Department of Emergency Medicine, Massachusetts General Hospital & Harvard Medical School, 55 Fruit Street, Boston, MA, 02114, USA.
Cardiac MR PET CT Program, Department of Radiology and Division of Cardiology, Massachusetts General Hospital & Harvard Medical School, 55 Fruit Street, Boston, MA, 02114, USA.
J Cardiovasc Comput Tomogr. 2018 Nov-Dec;12(6):500-508. doi: 10.1016/j.jcct.2018.10.005. Epub 2018 Oct 11.
Several large trials demonstrated that coronary computed tomography angiography (CTA) in a triage strategy could lead to increased secondary cardiac risk stratifying testing (SCRST). Whether this is true for routine clinical care remains unclear. We measured SCRSTs after coronary CTA was implemented in our emergency department (ED) practice by CTA result, and if locally existing management recommendations for a structured post CTA diagnostic strategy were followed.
This single site retrospective cohort study included all our ED patients who received coronary CTA between October 1, 2012 and September 30, 2016. SCRST's included functional cardiac tests and invasive coronary angiography (ICA), performed during the ED coronary CTA visit or related admission.
A total of 1916 subjects were included with a mean age of 52.9 ± 10.8 years.

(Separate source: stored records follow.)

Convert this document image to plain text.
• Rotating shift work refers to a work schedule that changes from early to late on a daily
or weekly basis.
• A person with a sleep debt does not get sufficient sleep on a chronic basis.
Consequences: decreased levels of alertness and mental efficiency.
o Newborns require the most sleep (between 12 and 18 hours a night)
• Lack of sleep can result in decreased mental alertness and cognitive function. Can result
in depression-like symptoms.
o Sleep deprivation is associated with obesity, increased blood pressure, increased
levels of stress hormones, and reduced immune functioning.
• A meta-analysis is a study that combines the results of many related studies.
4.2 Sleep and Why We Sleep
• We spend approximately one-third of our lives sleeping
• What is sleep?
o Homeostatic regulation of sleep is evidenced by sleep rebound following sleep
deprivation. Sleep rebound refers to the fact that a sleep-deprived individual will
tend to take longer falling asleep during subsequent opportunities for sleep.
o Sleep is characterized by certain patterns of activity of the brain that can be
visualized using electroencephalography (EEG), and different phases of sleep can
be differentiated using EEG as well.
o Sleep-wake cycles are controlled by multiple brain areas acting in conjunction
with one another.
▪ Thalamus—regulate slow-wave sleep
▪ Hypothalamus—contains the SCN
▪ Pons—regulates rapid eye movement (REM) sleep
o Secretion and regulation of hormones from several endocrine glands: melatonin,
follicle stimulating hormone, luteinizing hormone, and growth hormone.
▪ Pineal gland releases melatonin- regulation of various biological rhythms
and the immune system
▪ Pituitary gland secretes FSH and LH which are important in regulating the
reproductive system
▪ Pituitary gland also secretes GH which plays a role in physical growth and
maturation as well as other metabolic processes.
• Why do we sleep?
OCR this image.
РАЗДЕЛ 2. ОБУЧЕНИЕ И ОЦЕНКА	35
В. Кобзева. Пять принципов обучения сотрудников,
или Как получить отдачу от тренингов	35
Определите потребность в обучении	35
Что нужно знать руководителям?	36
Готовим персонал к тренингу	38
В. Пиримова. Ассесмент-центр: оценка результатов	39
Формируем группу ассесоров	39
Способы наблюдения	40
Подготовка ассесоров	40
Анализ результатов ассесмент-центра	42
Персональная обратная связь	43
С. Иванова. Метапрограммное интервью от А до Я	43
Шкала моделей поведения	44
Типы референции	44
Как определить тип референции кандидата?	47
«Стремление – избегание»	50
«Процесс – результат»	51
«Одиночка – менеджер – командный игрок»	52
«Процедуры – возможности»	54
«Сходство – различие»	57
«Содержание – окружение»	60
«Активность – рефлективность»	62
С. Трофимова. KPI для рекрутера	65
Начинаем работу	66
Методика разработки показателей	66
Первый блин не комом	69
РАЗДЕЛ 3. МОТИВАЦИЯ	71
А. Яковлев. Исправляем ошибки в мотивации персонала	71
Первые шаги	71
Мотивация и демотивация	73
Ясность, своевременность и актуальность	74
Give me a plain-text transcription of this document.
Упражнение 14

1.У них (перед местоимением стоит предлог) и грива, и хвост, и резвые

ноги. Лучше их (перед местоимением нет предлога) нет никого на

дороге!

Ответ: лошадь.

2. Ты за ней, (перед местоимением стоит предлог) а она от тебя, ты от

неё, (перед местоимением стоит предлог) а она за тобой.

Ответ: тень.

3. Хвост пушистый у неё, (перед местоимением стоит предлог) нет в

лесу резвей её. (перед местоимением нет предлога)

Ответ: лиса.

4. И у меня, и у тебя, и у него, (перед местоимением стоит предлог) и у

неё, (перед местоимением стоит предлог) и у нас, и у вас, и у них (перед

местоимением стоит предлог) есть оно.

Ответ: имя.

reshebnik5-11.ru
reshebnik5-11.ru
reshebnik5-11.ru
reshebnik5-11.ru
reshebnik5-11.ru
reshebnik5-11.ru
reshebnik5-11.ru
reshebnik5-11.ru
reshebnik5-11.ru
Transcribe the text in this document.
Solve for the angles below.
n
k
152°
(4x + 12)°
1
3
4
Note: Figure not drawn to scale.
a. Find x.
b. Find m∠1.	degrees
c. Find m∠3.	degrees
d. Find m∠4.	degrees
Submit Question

Of their coronary CTAs, 179 were positive (severe stenosis, occlusion or ventricular wall motion abnormalities; 9.3%), 105 intermediate (moderate stenosis; 5.5%), 1611 negative (no to mild obstructive CAD; 84.1%) and 21 non-diagnostic (1.1%). SCRSTs were performed in 237 (overall 12.4%, noninvasive in 5.6%, ICA in 6.7%). After positive coronary CTA, 73.7% of subjects received SCRSTs. For intermediate, negative and non-diagnostic CTAs this was 72.4%, 1.1% and 47.6% respectively. Management conformed to local management recommendations in 96.2% of cases.
In spite of previous trials, rates of secondary cardiac risk stratifying tests after routine clinical ED coronary CTA are low, especially in patients with negative coronary CTA. Structured management guidelines for post coronary CTA, and adherence to these guidelines, appear essential.
几项大型试验表明,在分诊策略中进行冠状动脉计算机断层扫描血管造影(CTA)可以增加二级心脏风险分层检查(SCRST)。但这是否适用于常规临床护理尚不清楚。我们通过 CTA 结果来衡量冠状动脉 CTA 在我们的急诊部(ED)实践中实施后的 SCRST,并观察是否遵循了当地现有的用于结构化 CTA 后诊断策略的管理建议。
这项单站点回顾性队列研究纳入了我们在 2012 年 10 月 1 日至 2016 年 9 月 30 日期间接受冠状动脉 CTA 的所有 ED 患者。SCRST 包括在 ED 冠状动脉 CTA 就诊或相关入院期间进行的功能心脏测试和有创冠状动脉造影(ICA)。
共纳入 1916 例患者,平均年龄为 52.9±10.8 岁。他们的冠状动脉 CTA 中,179 例为阳性(严重狭窄、闭塞或心室壁运动异常;9.3%),105 例为中度狭窄(中度狭窄;5.5%),1611 例为阴性(无至轻度阻塞性 CAD;84.1%),21 例为非诊断性(1.1%)。共进行了 237 例 SCRST(总体 12.4%,非侵入性 5.6%,ICA 6.7%)。阳性冠状动脉 CTA 后,73.7%的患者接受了 SCRST。对于中度、阴性和非诊断性 CTA,这一比例分别为 72.4%、1.1%和 47.6%。96.2%的病例管理符合当地管理建议。
尽管有之前的试验,但在常规临床 ED 冠状动脉 CTA 后进行二级心脏风险分层检查的比例仍然较低,尤其是在冠状动脉 CTA 阴性的患者中。结构化的 CTA 后管理指南和对这些指南的遵守似乎至关重要。